Friday, February 4, 2011

Android 3.0 (Honeycomb) - A problem of nomenclature

Google created a problem. Following Apple's iOS naming conventions, it announced its next landmark in its Android OS as version 3.0 (Android). Android users started expecting, the after Android 2.3 (Gingerbread), their devices would receive a Android 3.0 upgrade. This clamor for continuous updates is a bit unreasonable, but that is for another article. 

Back to Honeycomb, Android 3.0 is designed "only" for tablets. What does that really mean? First, Android 1.x~2.x was designed for devices with 3.7 to 4-inch screen with a 800 x 480 pixel screen resolution. Manufacturers may come out with different hardware configurations, but the 3.7 to 4-inch (800 x 480) screen is the reference design. The user interface is designed with icons and indicators which are optimized for this screen size. App developers design applications taking this reference into consideration.

This interface simply won't work at 4-inches, and it is not designed too.

Android 3.0 is designed around a 10.1-inch, 1280 x 800 resolution, screen. A 4-inch screen is about half the size of a 7-inch screen, and a 7-inch screen is about half the size of a 10.1-inch screen. An interface which looks good and works well at 4-inches would look rather ungainly on a 10.1-inch screen. Features, like tabs on a web browser, like the ones on Mozilla Firefox or Google Chrome browsers would work fine on a 10.1-inch, 1280 x 800 resolution, screen. On a 4-inch 800 x 480 screen, you would need a stylus to select the tab which would be 1/4th its size on the 4-inch  screen as against the 10.1-inch screen.  

Second, Android 3.0 is designed around an iPad killer. Overkill if you ask me (but again for another article). The Apple iPad and the iPhone share the same hardware. Actually, the iPad is a lower powered iPhone having only half the RAM. It is an iPhone, without the call and SMS functions, with a larger screen and the benefits that brings. The iPad was not designed to compete with the MacBook Air.
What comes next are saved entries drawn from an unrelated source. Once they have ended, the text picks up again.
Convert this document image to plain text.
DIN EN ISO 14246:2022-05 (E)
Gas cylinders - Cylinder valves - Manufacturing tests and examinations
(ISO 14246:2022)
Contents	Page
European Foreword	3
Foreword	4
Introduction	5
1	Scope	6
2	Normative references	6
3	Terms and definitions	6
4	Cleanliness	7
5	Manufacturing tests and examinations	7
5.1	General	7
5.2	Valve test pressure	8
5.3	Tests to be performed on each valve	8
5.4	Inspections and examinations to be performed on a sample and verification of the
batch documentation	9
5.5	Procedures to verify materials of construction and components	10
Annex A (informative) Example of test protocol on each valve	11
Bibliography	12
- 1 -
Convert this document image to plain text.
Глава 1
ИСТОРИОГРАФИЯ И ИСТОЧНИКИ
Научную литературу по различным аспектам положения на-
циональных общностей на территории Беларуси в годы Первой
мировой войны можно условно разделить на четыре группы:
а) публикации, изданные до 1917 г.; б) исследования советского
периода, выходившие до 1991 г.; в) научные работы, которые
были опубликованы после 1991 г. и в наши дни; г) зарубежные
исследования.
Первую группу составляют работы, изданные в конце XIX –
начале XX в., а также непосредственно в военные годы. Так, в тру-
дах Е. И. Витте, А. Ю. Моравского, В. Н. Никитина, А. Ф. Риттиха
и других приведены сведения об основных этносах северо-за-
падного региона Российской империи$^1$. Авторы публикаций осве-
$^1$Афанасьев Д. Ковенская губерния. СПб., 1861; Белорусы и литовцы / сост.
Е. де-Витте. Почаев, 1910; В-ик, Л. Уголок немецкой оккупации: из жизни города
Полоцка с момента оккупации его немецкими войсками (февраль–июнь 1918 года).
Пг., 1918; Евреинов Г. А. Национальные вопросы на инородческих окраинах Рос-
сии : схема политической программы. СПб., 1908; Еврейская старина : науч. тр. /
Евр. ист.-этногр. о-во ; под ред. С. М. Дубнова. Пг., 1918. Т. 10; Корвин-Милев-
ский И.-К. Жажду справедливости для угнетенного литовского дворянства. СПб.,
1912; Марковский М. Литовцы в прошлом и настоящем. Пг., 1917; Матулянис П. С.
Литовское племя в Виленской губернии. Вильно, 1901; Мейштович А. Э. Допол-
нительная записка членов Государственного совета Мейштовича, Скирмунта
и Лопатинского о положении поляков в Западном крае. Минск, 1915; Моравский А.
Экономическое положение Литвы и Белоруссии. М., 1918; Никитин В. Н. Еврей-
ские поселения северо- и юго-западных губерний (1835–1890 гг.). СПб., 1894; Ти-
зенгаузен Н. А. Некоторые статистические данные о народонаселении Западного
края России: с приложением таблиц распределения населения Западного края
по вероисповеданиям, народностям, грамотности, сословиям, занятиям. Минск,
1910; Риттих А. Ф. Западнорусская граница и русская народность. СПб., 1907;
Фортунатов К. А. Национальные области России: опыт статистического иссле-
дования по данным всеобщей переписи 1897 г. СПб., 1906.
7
Google designed its Android 3.0 around a dual core system that looks like it wants to try to replace your ultraportable personal computer. Built with strong multi-tasking, 3D effects graphics and 1080p HD capture and playback, the tablet is more than a bigger Android phone.  There is no hard and fast hardware requirement, but some features like 1080p HD video playback simply won't work in single core system. The wisdom "super tablet" of this approach is something only time will tell. I suspect we will continue to see lower cost, lower powered tablets in 2011. 

It would probably have been better if Google had named this as Android HD 1.0 or something like that. The 3.0 name, created expectations, which now have to be "managed".